It's easy to verify for yourself, no need to take my word for it.

nctnico:
And how are you sure you aren't stretching the screw + thread? The link I provided shows some good starting points for going from compressive strength versus tensile strength of a screw.

Going by the 350N/mm2 number from that link, an M3 screw with a head diameter of 6mm and a hole size of 3.2mm should stay below a total compressive force of 7000N (20mm2 * 350N) before the FR4 gets damaged. A mild steel (4.6 class) M3 screw is rated for a tensile strength of 2100N. IOW: You'll snap a mild steel M3 screw long before damaging FR4.

eTobey:

--- Quote from: Nominal Animal on October 21, 2023, 09:05:08 am --- A solder dot would make very little sense, as a crush washer would be better, simpler and cheaper.

--- End quote ---
Thats just wrong, as the dot comes with no additional cost. You cant go cheaper than for free ;-)


--- Quote from: Nominal Animal on October 21, 2023, 09:05:08 am ---When the screw is tightened, the glass fiber reinforced epoxy (or comparable substrate material) will contract along the axis of the screw, and enlarge in the plane of the PCB.  Without the holes, the expansion can cause fractures –– because the conductive copper layers break before they stretch ––, even delaminate the structure, and break the board.  The via holes provide room for expansion of the epoxy material, allowing local deformation around the mounting hole, without crack formation; plus the plating material acts a bit like glue helping keep the layers from delaminating.

--- End quote ---
I may make some cookies, to see if holes really add structural strength ;-) Or maybe i just handle them appropriately and eat them, to not make a mess.

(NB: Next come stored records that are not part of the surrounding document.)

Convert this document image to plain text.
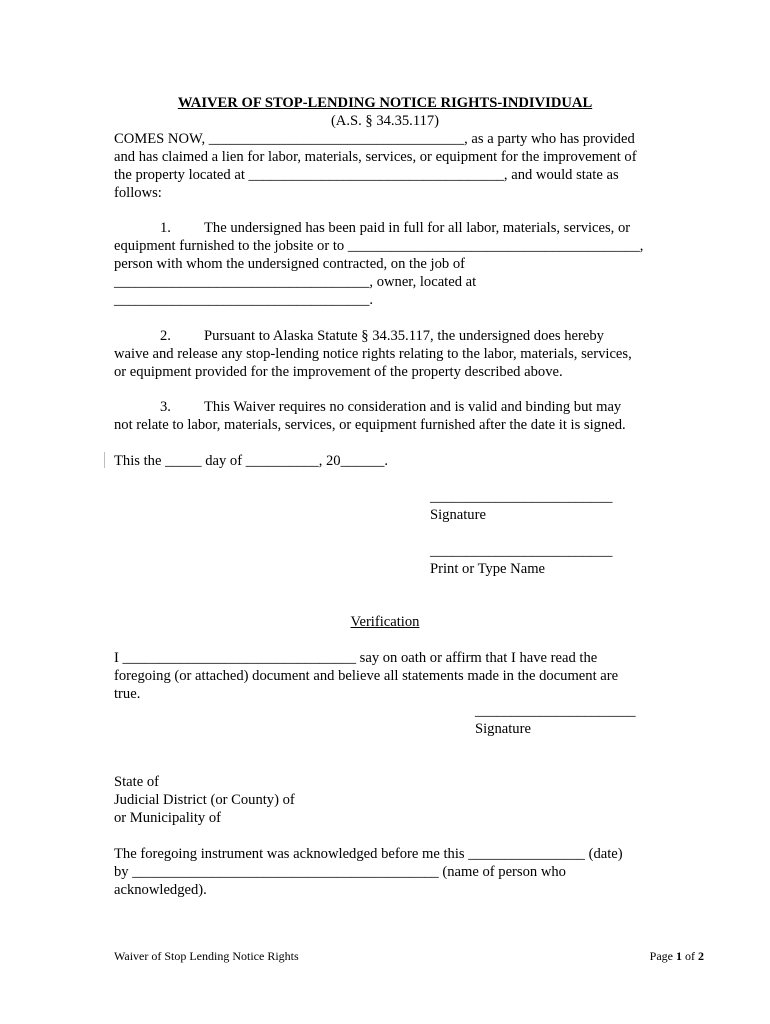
WAIVER OF STOP-LENDING NOTICE RIGHTS-INDIVIDUAL
(A.S. § 34.35.117)
COMES NOW, ___________________________________, as a party who has provided
and has claimed a lien for labor, materials, services, or equipment for the improvement of
the property located at ___________________________________, and would state as
follows:
1. The undersigned has been paid in full for all labor, materials, services, or
equipment furnished to the jobsite or to ________________________________________,
person with whom the undersigned contracted, on the job of
___________________________________, owner, located at
___________________________________.
2. Pursuant to Alaska Statute § 34.35.117, the undersigned does hereby
waive and release any stop-lending notice rights relating to the labor, materials, services,
or equipment provided for the improvement of the property described above.
3. This Waiver requires no consideration and is valid and binding but may
not relate to labor, materials, services, or equipment furnished after the date it is signed.
This the _____ day of __________, 20______.
_________________________
Signature
_________________________
Print or Type Name
Verification
I ________________________________ say on oath or affirm that I have read the
foregoing (or attached) document and believe all statements made in the document are
true.
______________________
Signature
State of
Judicial District (or County) of
or Municipality of
The foregoing instrument was acknowledged before me this ________________ (date)
by __________________________________________ (name of person who
acknowledged).
Waiver of Stop Lending Notice Rights	Page 1 of 2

I just found this picture in google:
My guess is, it should make contact with the screw, but the soldermask has to stay (dunno why).

eTobey:

--- Quote from: Nominal Animal on October 21, 2023, 09:52:30 am ---If you have a standard 1.6mm thick PCB, and you use a M3 or #4-40 mounting screw, starting from just snug or making a contact but exerting no force, a single quarter turn reduces the PCB thickness by 7.8% and 10%, respectively (pitches being 0.5mm and 1"/40).

--- End quote ---

Arent those vias just underneath the screwhead? Wouldnt they then become rather useless?

Nominal Animal:

--- Quote from: eTobey on October 21, 2023, 11:20:36 am ---
--- Quote from: Nominal Animal on October 21, 2023, 09:52:30 am ---If you have a standard 1.6mm thick PCB, and you use a M3 or #4-40 mounting screw, starting from just snug or making a contact but exerting no force, a single quarter turn reduces the PCB thickness by 7.8% and 10%, respectively (pitches being 0.5mm and 1"/40).

--- End quote ---

Arent those vias just underneath the screwhead? Wouldnt they then become rather useless?

--- End quote ---
Yes.  No, because the epoxy material doesn't compress, it deforms.  Think of clay, play-doh, or dough, and not foam.  Instead of expanding in every direction in the plane of the PCB and potentially causing the damage I described (especially to inner conductive layers up to an inch away, say), most of the expansion happens into the via holes, with the plating material acting a bit like glue, helping avoid delamination there.

The reason it makes the PCB stronger is that it allows larger and more varied dynamic forces to elastically deform the PCB near the mounting hole without propagating the deformation further; keeping the deformation localized there.

Like I said, there is no need to take my word for it: this is easy to test with an unneeded board.  If this is something that really interests someone, they could design a multilayer board with comb-like capacitive stress measuring structures and various types of mounting holes placed symmetrically near such structures, and test it.  One could manufacture a set of five for just a few dollars at JLCPCB even with six layer boards right now.  My claim is simple: with vias within the screw head area, at any given screw torque the PCB stress/deformation is minimized, compared to similar mounting holes without vias, or with solder dots.

The image you showed of small "pads" around the mounting hole is new to me; I've never seen that in real life.  But plenty of the via kind.  I'm not an EE myself, but my background is in physics (mostly HPC and computational materials physics; not this kind of mechanical stress stuff, but atomic level stuff) and before that, in custom full-stack development.